The EnsembleEvaluator class is responsible for calculating functions and gradients from an ensemble of functions. It leverages the settings defined in an EnOptContext context object to guide the calculations.

The core functionality relies on an evaluator callable, (usually provided by an Evaluator object), which is used to evaluate the individual functions within the ensemble. The evaluator provides the raw function values, which are then processed by the EnsembleEvaluator to produce the final function and gradient estimates.

__init__

__init__(
    context: EnOptContext, evaluator: EvaluatorCallback
) -> None

Initialize the EnsembleEvaluator.

This method sets up the EnsembleEvaluator with the necessary configuration, evaluator, and plugins.

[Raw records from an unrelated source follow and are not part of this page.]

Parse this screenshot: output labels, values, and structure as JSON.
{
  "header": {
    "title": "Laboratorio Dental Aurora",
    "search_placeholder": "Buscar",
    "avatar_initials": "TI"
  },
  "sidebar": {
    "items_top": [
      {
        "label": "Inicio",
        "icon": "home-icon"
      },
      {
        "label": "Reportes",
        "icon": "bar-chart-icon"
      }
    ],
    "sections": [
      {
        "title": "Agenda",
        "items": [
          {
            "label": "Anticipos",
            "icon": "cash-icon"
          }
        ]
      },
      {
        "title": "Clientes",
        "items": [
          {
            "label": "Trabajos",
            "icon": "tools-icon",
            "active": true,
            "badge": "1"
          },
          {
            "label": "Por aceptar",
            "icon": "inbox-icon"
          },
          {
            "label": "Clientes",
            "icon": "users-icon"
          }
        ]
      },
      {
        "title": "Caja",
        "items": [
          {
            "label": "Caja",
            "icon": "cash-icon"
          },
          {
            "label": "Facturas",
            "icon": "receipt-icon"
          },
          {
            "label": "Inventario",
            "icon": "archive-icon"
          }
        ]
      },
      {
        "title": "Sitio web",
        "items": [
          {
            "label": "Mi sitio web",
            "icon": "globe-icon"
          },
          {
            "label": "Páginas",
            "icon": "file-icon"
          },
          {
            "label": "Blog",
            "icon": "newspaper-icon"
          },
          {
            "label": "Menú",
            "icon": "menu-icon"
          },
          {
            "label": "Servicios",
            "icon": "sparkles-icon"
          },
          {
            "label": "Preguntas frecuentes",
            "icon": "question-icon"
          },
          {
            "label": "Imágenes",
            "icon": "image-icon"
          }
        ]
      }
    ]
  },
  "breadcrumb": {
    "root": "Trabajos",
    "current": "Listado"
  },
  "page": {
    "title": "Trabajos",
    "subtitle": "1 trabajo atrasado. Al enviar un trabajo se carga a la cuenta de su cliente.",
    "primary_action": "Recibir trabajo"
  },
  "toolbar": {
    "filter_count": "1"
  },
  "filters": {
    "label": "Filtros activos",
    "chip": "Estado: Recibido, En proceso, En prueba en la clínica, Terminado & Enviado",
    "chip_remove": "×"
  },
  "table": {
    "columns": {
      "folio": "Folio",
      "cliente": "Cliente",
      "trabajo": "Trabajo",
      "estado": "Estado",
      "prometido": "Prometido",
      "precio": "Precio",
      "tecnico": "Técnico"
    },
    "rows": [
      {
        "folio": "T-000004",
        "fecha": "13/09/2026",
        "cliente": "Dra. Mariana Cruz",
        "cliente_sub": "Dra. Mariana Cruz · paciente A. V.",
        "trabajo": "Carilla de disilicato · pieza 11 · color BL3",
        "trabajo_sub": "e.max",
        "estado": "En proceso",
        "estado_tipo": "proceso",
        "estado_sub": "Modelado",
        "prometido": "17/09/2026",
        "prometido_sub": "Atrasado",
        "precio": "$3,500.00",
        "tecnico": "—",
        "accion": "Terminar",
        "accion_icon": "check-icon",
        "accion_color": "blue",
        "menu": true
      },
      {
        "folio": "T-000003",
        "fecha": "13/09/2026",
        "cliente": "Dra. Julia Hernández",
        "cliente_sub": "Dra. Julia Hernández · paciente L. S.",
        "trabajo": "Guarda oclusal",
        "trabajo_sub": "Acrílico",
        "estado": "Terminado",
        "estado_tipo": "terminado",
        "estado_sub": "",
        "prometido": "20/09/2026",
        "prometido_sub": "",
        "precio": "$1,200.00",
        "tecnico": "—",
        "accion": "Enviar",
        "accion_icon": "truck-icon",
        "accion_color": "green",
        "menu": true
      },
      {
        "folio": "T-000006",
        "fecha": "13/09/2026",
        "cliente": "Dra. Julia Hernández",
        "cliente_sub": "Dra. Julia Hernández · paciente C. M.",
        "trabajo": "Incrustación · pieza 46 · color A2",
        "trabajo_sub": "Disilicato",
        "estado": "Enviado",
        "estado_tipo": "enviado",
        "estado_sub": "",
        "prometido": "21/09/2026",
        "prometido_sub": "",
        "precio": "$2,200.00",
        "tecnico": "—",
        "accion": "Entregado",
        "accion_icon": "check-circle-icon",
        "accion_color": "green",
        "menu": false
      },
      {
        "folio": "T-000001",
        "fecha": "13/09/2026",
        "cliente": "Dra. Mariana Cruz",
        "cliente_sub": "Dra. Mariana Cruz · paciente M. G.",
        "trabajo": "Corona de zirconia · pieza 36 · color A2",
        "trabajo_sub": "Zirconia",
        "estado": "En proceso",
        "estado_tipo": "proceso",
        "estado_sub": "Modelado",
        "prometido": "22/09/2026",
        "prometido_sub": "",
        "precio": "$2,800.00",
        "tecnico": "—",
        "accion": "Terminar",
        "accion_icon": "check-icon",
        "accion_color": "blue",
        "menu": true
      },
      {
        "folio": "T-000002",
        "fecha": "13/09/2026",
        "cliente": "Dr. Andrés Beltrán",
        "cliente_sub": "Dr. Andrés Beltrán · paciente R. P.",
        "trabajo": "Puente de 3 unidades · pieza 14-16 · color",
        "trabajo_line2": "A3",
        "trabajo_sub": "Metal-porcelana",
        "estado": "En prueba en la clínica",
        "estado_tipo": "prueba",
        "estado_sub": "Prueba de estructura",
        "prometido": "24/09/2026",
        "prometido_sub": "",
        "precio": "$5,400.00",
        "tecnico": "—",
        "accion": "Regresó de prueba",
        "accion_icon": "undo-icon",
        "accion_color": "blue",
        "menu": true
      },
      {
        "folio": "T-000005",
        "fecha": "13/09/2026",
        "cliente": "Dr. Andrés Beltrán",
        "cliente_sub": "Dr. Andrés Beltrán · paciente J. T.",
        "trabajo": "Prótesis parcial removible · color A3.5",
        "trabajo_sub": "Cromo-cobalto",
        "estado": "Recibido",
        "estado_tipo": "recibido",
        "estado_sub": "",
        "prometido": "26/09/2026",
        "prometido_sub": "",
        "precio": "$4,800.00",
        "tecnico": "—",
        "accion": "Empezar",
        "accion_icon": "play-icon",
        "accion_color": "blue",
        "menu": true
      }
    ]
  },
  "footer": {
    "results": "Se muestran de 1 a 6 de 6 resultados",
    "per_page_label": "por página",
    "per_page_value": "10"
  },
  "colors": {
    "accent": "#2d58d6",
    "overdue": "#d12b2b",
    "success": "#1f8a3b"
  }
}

The context object contains all the settings required for the ensemble evaluation, such as the number of realizations, the function estimators, and the gradient settings. The evaluator callable is usually provide by a Evaluator object. The plugin_manager is used to load the realization filters, function estimators, and samplers.

Parameters:

Name Type Description Default
context EnOptContext

The optimization context object.

required
evaluator EvaluatorCallback

The callable for evaluating individual functions.

required

calculate

calculate(
    variables: NDArray[float64],
    *,
    compute_functions: bool,
    compute_gradients: bool,
) -> tuple[Results, ...]

Evaluate the given variable vectors.

This method calculates functions, gradients, or both, based on the provided variable vectors and the specified flags.

The variables argument can be a single vector or a matrix where each row is a variable vector.

Parameters:

Name Type Description Default
variables NDArray[float64]

The variable vectors to evaluate.

required
compute_functions bool

Whether to calculate functions.

required
compute_gradients bool

Whether to calculate gradients.

required

Returns:

Type Description
tuple[Results, ...]

The results for function evaluations and/or gradient evaluations.